5. Invoquant les art. 9 et 127 Cst., la recourante se plaint de l'interprétation et de l'application arbitraire et contraire au principe de la légalité de la loi fribourgeoise du 1er mai 1996 sur les droits de mutation et les droits de gages immobiliers (LDMG; RSF 635.1.1) par l'instance précédente.

5.1 Le principe de la légalité en droit fiscal, érigé en droit constitutionnel indépendant à l'art. 127 al. 1 Cst. et qui s'applique à toutes les contributions publiques, tant fédérales que cantonales ou communales, prévoit que les principes généraux régissant le régime fiscal, notamment la qualité de contribuable, l'objet de l'impôt et son mode de calcul, doivent être définis par la loi (cf. aussi art. 164 al. 1 let. d Cst.; ATF 143 I 227 consid. 4.2; ATF 136 I 142 consid. 3.1).

5.2 Appelé à revoir l'application d'une norme cantonale sous l'angle de l'arbitraire, le Tribunal fédéral ne s'écarte de la solution retenue que si celle-ci apparaît insoutenable ou en contradiction manifeste avec la situation effective, ou encore si elle a été adoptée sans motifs objectifs et en violation d'un droit certain.
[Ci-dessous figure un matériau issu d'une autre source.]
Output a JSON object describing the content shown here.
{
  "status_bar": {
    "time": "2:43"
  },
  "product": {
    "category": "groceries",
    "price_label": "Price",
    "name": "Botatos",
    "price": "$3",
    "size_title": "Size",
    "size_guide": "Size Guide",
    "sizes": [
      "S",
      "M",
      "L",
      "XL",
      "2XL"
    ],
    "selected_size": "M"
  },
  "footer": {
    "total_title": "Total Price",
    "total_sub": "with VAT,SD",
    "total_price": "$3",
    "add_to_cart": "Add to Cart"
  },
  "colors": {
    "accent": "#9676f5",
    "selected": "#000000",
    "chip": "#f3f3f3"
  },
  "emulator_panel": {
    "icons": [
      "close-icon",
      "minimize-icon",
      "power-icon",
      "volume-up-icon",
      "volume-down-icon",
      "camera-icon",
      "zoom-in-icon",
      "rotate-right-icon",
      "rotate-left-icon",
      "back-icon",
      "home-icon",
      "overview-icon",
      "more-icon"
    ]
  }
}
En outre, il ne suffit pas que les motifs de la décision critiquée soient insoutenables, encore faut-il que celle-ci soit arbitraire dans son résultat. Si l'application de la loi défendue par l'autorité cantonale ne se révèle pas déraisonnable ou manifestement contraire au sens et au but de la disposition ou de la législation en cause, cette interprétation sera confirmée, même si une autre solution - éventuellement plus judicieuse - paraît possible (ATF 140 III 167 consid. 2.1 p. 168; ATF 138 I 305 consid. 4.3 p. 319; ATF 138 III 378 consid. 6.1 p. 379).
Enfin, une décision ne peut être qualifiée d'arbitraire (art. 9 Cst.) que si elle est manifestement insoutenable, méconnaît gravement une norme ou un principe juridique clair et indiscuté, ou heurte de manière choquante le sentiment de la justice et de l'équité; il ne suffit pas qu'une autre solution paraisse concevable, voire préférable; pour que cette décision soit annulée, encore faut-il qu'elle se révèle arbitraire non seulement dans ses motifs, mais aussi dans son résultat (ATF 142 II 369 consid. 4.3; ATF 141 III 564 consid. 4.1; ATF 138 I 49 consid. 7.1).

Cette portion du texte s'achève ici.